There's also Celebrity Cipher from Andrews McMeel Syndication. I think it's identical in all but name. There's a weird Celebrity Cipher answers site. It doesn't have any puzzles, just the answers, and it doesn't give a method of solution. I suspect it only exists to collect email addresses.

Example Cryptoquip

People like this sort of thing enough that books full of Cryptoquips exist.

The Cecil (Maryland) Daily Whig newspaper seems to have a good online archive of recent cryptoquips. I find this strange.

There are other solvers available that may suit your needs better.

This looks interesting, but doesn't explain its algorithm: https://www.quipqiup.com

Building and Running

$ cd $GOPATH/src
$ git clone https://github.com/bediger4000/cryptoquip-solver.git cryptoquip
$ cd cryptoquip
$ go build solver.go

You need to type in a Cryptoquip from a newspaper or something. It should look a little like this:

x=g
tkdcfq pcdygjkv bec ucwyq zoyzkojvx dyks bjse k wyor qujxesur qzcjuyg tukwco

The "x=g" line is the hint the daily cryptoquip gives, cipher letter = clear text letter Even though the newspaper puzzles only give you one hint, the program can read and use more than one hint.

After that, you can run the program:

$ ./solver -p puzzle.in -v -s > puzzle.out

The default clear text dictionary is /usr/share/dict/words. You may need to install that, it sometimes isn't in a distro's default packages. I also find that /usr/share/dict/words has far too many not-really-words, like lists of lower-case Roman numerals. Apparently words intended use case is spell-checkers, and folks don't like it flagging the lower-case Roman numerals used on forewords. I've noticed that larger dictionaries don't give better results with my Jumble Solver either. I don't know if this is a general, information-theoretic problem, or if I've just stumbled across two peculiar cases.

The -v flag gives very verbose output that will help you see what the program does.

The -s flag disallows cipher letters as their own solution cleartext letter, which I think it common to all of the newspaper decoding puzzles.

Encoder

I also include a mono-alphabetic cipher construction and encoder.

$ go build encoder.go
$ ./encoder input.txt > ciphertext.out

The ciphertext output shows you the clear-to-cipher letter correspondence, and helpfully puts in all possible "x=y" hints as comments.

You can construct your own Cryptoquips, and have the fun of solving a puzzle that you already have an answer for.

Find dictionary words by shape

$ go build findbykey.go
$ ./findbykey /usr/share/dict/words footballer

See what dictionary words match (by "shape") specified words.

The Program Will Have Problems

If the answer to the Cryptoquip includes a word that isn't in the dictionary, my program will probably not find a solution.
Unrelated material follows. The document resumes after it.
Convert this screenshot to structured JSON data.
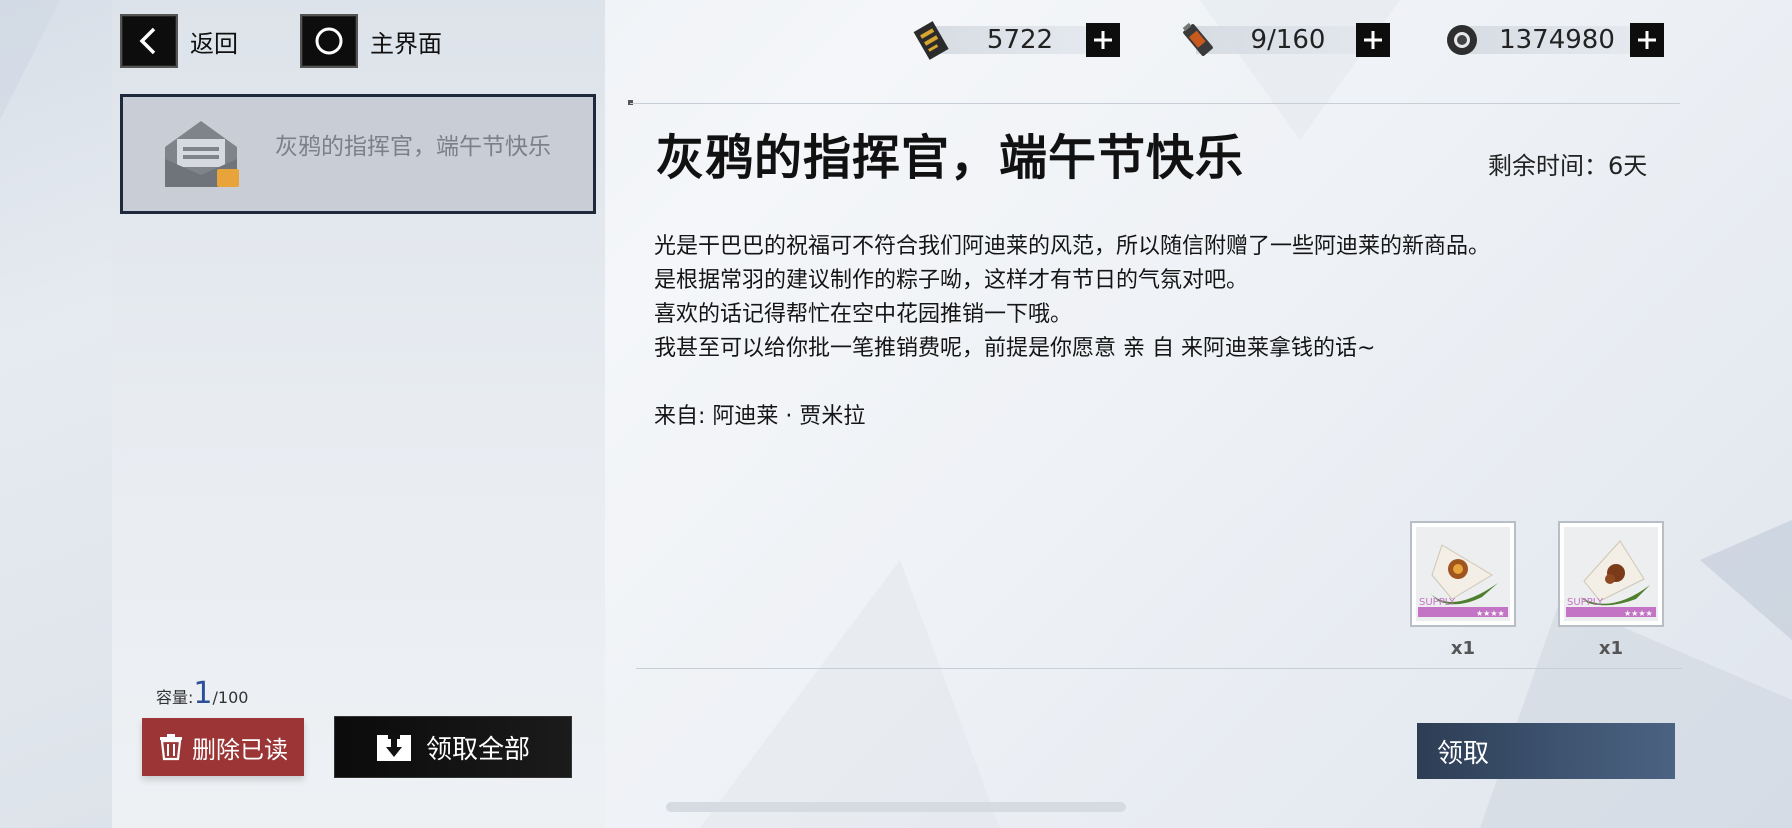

It will find words of the same "shape" as the non-dictionary enciphered word, but that may not include the correct clear text letter in the set of clear text letters corresponding to some enciphered letter.

This can show up as enciphered letters that don't get a single clear text letter as a solution, even after many cycles through the algorithm.

It can also show up as an enciphered letter that has at least 2 "single" clear text letters when correlating regular expression matches. See below.

Sometimes the presence of a single word in the dictionary can cause the program problems. Removing "xor" from my dictionary of clear text words let my program solve all of some cryptoquips, where it previously could not find the clear text solution to one cipher letter.

Method of Solving

Cryptoquips are simple alphabetic replacement ciphers. They're not quite as simple as a Caesar cipher in that if cipher letter A corresponds to clear text letter M, a Cryptoquip's cipher letter B doesn't necessarily correspond to clear text letter N. It's not just a rotation of the clear alphabet relative to the cipher alphabet.

The usual method of breaking these kinds of ciphers has you frequency analysis: counting frequencies of cipher letters, and matching high-frequency-of-appearance cipher letters to high-frequency-of-appearance letters in plain text. There's not enough text in any day's Cryptoquip to allow frequency analysis to work. Besides that, getting frequency analysis correct is bug-prone for some reason. If you wanted to do successful frequency analysis on Cryptoquips, you'd probably have to consider frequencies of bigrams as well as single letters, and also frequency of common short words. It would be a hassle.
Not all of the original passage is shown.